I thought of Francis Bacon, but this leads off, more obviously, from Rodin’s statue The Kiss.  I read, in the Daily Telegraph on the train back from Crewe on the 2nd June 1999, of the transfer of The Kiss, weighing 3 tons and worth £10 million, from the Tate Gallery (now Tate Britain) to Lewes Town Hall for a few months.

My poem follows a Rilke pattern because:

(a) I wanted to write a poem inspired by the Rilke poems I’d recently translated, but different enough in style;

(b) Rilke was told by his friend Rodin to get out there and look at things and get on with a day’s work, as sculptors and painters do.  Rilke followed his advice to great effect, and I wanted to commemorate the Rodin-Rilke connection.  Ted Hughes has also written a blood-and-guts poem about kisses (Lovesong), and I’d heard this recently on the radio.  But let’s not ignore Hughes’ debt to Rilke.  I’ve heard Trakl mentioned too, but I’ve not read Trakl.

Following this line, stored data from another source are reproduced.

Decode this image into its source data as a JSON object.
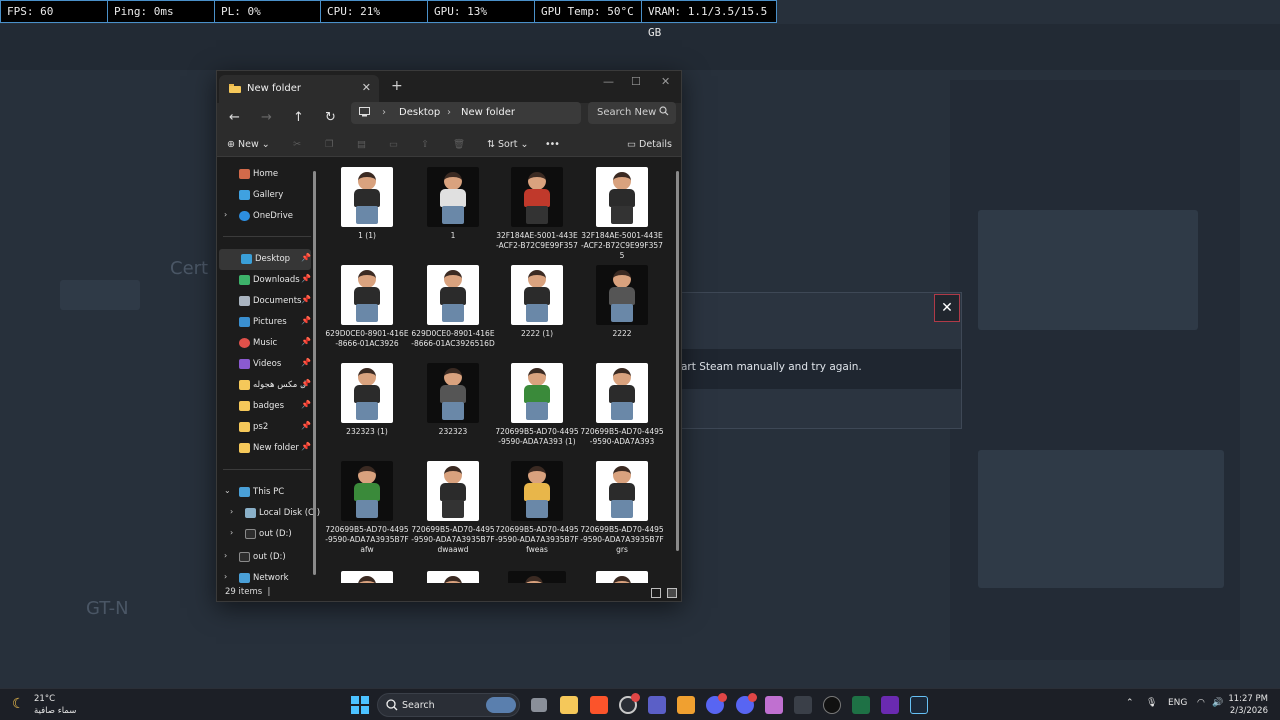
{
  "perf_overlay": {
    "items": [
      "FPS: 60",
      "Ping: 0ms",
      "PL: 0%",
      "CPU: 21%",
      "GPU: 13%",
      "GPU Temp: 50°C",
      "VRAM: 1.1/3.5/15.5 GB"
    ]
  },
  "dialog": {
    "message": "art Steam manually and try again.",
    "close_label": "✕"
  },
  "explorer": {
    "tab_title": "New folder",
    "breadcrumb": [
      "Desktop",
      "New folder"
    ],
    "search_placeholder": "Search New",
    "command_bar": {
      "new_label": "New",
      "sort_label": "Sort",
      "more_label": "•••",
      "details_label": "Details"
    },
    "nav": {
      "quick": [
        "Home",
        "Gallery",
        "OneDrive"
      ],
      "pinned": [
        "Desktop",
        "Downloads",
        "Documents",
        "Pictures",
        "Music",
        "Videos",
        "ل مكس هجوله",
        "badges",
        "ps2",
        "New folder"
      ],
      "this_pc": "This PC",
      "drives": [
        "Local Disk (C:)",
        "out (D:)",
        "out (D:)"
      ],
      "network": "Network"
    },
    "files": [
      "1 (1)",
      "1",
      "32F184AE-5001-443E-ACF2-B72C9E99F357",
      "32F184AE-5001-443E-ACF2-B72C9E99F3575",
      "629D0CE0-8901-416E-8666-01AC3926",
      "629D0CE0-8901-416E-8666-01AC3926516D",
      "2222 (1)",
      "2222",
      "232323 (1)",
      "232323",
      "720699B5-AD70-4495-9590-ADA7A393 (1)",
      "720699B5-AD70-4495-9590-ADA7A393",
      "720699B5-AD70-4495-9590-ADA7A3935B7Fafw",
      "720699B5-AD70-4495-9590-ADA7A3935B7Fdwaawd",
      "720699B5-AD70-4495-9590-ADA7A3935B7Ffweas",
      "720699B5-AD70-4495-9590-ADA7A3935B7Fgrs"
    ],
    "status_count": "29 items"
  },
  "taskbar": {
    "weather_temp": "21°C",
    "weather_desc": "سماء صافية",
    "search_label": "Search",
    "lang": "ENG",
    "time": "11:27 PM",
    "date": "2/3/2026",
    "accent_colors": {
      "brave": "#fb542b",
      "discord": "#5865f2",
      "teams": "#5b5fc7",
      "steam": "#66c0f4"
    }
  }
}
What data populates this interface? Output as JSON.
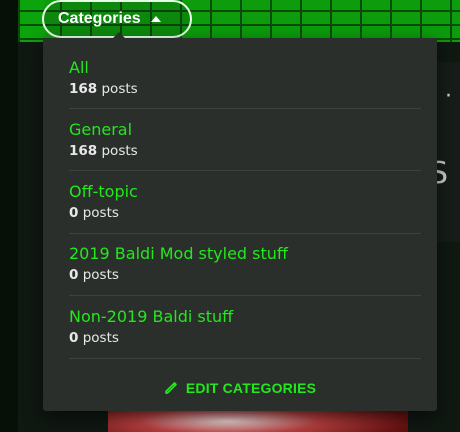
{
  "trigger": {
    "label": "Categories"
  },
  "categories": [
    {
      "name": "All",
      "count": "168",
      "unit": "posts"
    },
    {
      "name": "General",
      "count": "168",
      "unit": "posts"
    },
    {
      "name": "Off-topic",
      "count": "0",
      "unit": "posts"
    },
    {
      "name": "2019 Baldi Mod styled stuff",
      "count": "0",
      "unit": "posts"
    },
    {
      "name": "Non-2019 Baldi stuff",
      "count": "0",
      "unit": "posts"
    }
  ],
  "edit": {
    "label": "EDIT CATEGORIES",
    "icon": "pencil-icon"
  },
  "background": {
    "fragment_1": "s ·",
    "fragment_2": "S"
  },
  "colors": {
    "accent": "#22e81c",
    "dropdown_bg": "#2b2f2c",
    "brick": "#0c9c0c"
  }
}
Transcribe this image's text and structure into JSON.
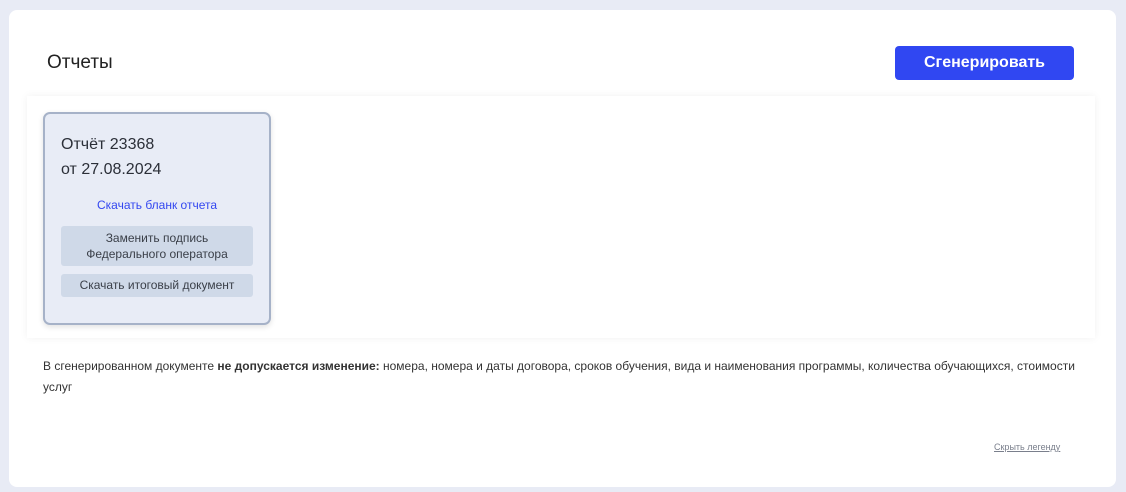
{
  "header": {
    "title": "Отчеты",
    "generate_label": "Сгенерировать"
  },
  "report": {
    "number": "Отчёт 23368",
    "date": "от 27.08.2024",
    "download_blank": "Скачать бланк отчета",
    "replace_signature_line1": "Заменить подпись",
    "replace_signature_line2": "Федерального оператора",
    "download_final": "Скачать итоговый документ"
  },
  "legend": {
    "prefix": "В сгенерированном документе ",
    "bold": "не допускается изменение:",
    "suffix": " номера, номера и даты договора, сроков обучения, вида и наименования программы, количества обучающихся, стоимости услуг",
    "hide_label": "Скрыть легенду"
  },
  "colors": {
    "accent": "#3047f2"
  }
}
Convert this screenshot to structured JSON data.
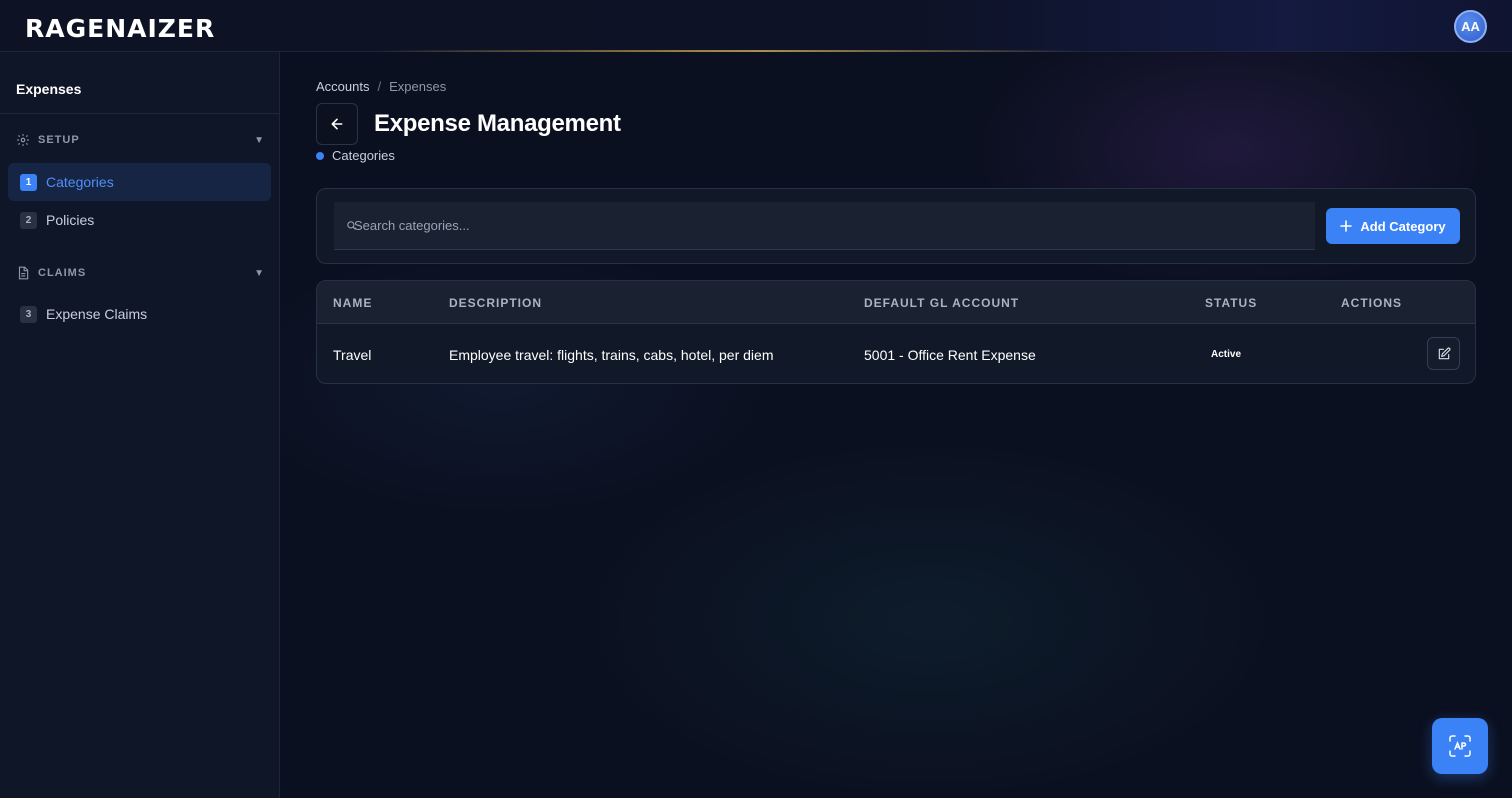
{
  "app": {
    "logo_text": "RAGENAIZER",
    "avatar_initials": "AA"
  },
  "sidebar": {
    "title": "Expenses",
    "sections": [
      {
        "label": "SETUP",
        "icon": "gear-icon",
        "caret": "▼"
      },
      {
        "label": "CLAIMS",
        "icon": "document-icon",
        "caret": "▼"
      }
    ],
    "items": [
      {
        "num": "1",
        "label": "Categories",
        "active": true
      },
      {
        "num": "2",
        "label": "Policies",
        "active": false
      },
      {
        "num": "3",
        "label": "Expense Claims",
        "active": false
      }
    ]
  },
  "breadcrumb": {
    "parent": "Accounts",
    "separator": "/",
    "current": "Expenses"
  },
  "header": {
    "title": "Expense Management",
    "subtab": "Categories"
  },
  "search": {
    "placeholder": "Search categories...",
    "value": ""
  },
  "toolbar": {
    "add_label": "Add Category"
  },
  "table": {
    "columns": [
      "NAME",
      "DESCRIPTION",
      "DEFAULT GL ACCOUNT",
      "STATUS",
      "ACTIONS"
    ],
    "rows": [
      {
        "name": "Travel",
        "description": "Employee travel: flights, trains, cabs, hotel, per diem",
        "gl_account": "5001 - Office Rent Expense",
        "status": "Active"
      }
    ]
  },
  "colors": {
    "accent": "#3b82f6",
    "background": "#0b1020",
    "sidebar": "#0f1628"
  }
}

That’s incidental.  This is not an exercise.  I wanted to capture the ravenous desire to be complete, to show love as carnivorous,   and why it is so.  Even before modern candour, lovers drank each other’s beauty, devoured kisses.  It may be our secret dream within orgasm to become the other sex.  I can’t see that any sexual orientation or behaviour has cured the wound in the side which makes us all only half-human.